Le type 1 survient sur une pathologie préexistante. « L’exemple type est celui d’un patient ayant un goitre avec des nodules, dont la pathologie, silencieuse, est négligée. Le fait de donner beaucoup d’iode va alimenter les nodules qui étaient un peu autonomes et qui fonctionnaient déjà indépendamment de la TSH. Cela revient à donner du carburant à la thyroïde qui va se mettre à fabriquer beaucoup d’hormones », explique le Pr Borson-Chazot.
Les hyperthyroïdies de type 2 sont des thyroïdites à l’iode qui surviennent en général à cause des fortes doses d’iode, délivrées dans le cadre d’un traitement prolongé par amiodarone. « Cette pathologie est plus fréquente chez les sujets jeunes, majoritairement des hommes, alors que le type 1 s’observe plus souvent chez des femmes, plus âgées. Globalement, on peut dire qu’il y a une surreprésentation masculine dans les hyperthyroïdies à l’amiodarone qui tient probablement au terrain : les hommes ont davantage de problèmes cardiaques et sont donc plus nombreux à être traités par amiodarone », indique le Pr Borson-Chazot.
Faut-il arrêter le traitement ?
Le fait d’arrêter ou non la cordarone va dépendre du type d’hyperthyroïdie. « L’arrêt du médicament n’est pas nécessairement prioritaire dans le type 2 alors qu’il est indispensable dans le type 1. Dans ce dernier cas, on est en présence d’un goitre ancien, alimenté par l’iode. Ne pas arrêter le médicament risque de pérenniser l’hyperthyroïdie à long terme.

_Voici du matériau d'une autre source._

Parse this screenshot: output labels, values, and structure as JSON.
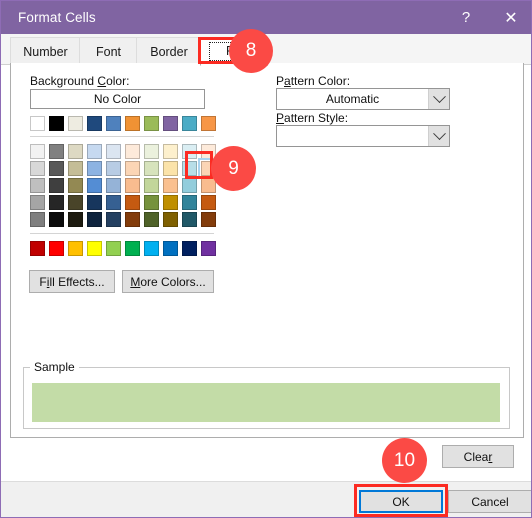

Dans le type 2, la situation est différente. La thyroïde va vider ses stocks d’hormones thyroïdiennes et va éliminer en même temps ses stocks d’amiodarone. Donc, petit à petit, la thyroïdite, en elle-même, va faire que la toxicité va diminuer. Dans certains pays comme les États-Unis, la tendance est de traiter l’hyperthyroïdie tout en continuant le traitement antiarythmique. Mais une récente étude, certes rétrospective et de médiocre qualité, suggère que l’on observe davantage de récidives quand on continue l’amiodarone. En fait, l’arrêt ou non du médicament va surtout dépendre de l’indication cardiologique. Si le cardiologue estime qu’en raison de la présence d’un trouble du rythme ventriculaire, on ne peut pas prescrire un autre médicament, il est préférable de poursuivre l’amiodarone ».
Pourtant, souvent, le premier réflexe du cardiologue est d’arrêter le médicament. « Cette réaction n’est pas celle qui doit s’imposer. Il ne faut pas oublier que la saturation iodée va durer un an et que le fait d’avoir arrêté l’amiodarone ne va rien changer dans l’immédiat. Il ne faut pas en attendre un résultat rapide », souligne le Pr Borson-Chazot.
Le traitement de l’hyperthyroïdie à la cordarone reste une affaire de spécialistes. « Dans le type 2, on a recours aux corticoïdes à des doses qui, pour être efficaces, doivent être relativement élevées pendant une durée prolongée : pour les formes sévères, il faut compter plus de trois mois de traitement. Sinon, on s’expose à un risque de rechute rapide. Dans le type 2, les antithyroïdiens de synthèse ne servent à rien. En revanche, ils doivent être utilisés au départ dans le traitement du type 1 avec du perchlorate de potassium auquel on peut ajouter des corticoïdes en cas de forme mixte. Souvent, on constate qu’on attend trop pour proposer une thyroïdectomie dans les cas les plus graves. Globalement, la stratégie est d’arriver, en lien avec le cardiologue, à bien préciser le niveau de risque pour ne pas trop attendre pour intervenir chirurgicalement chez les patients qui répondent mal au traitement ou qui sont à haut risque d’événement cardio-vasculaire », conclut le Pr Borson-Chazot.
D’après un entretien avec le Pr Françoise Borson-Chazot, service d’endocrinologie, hospices civils de Lyon.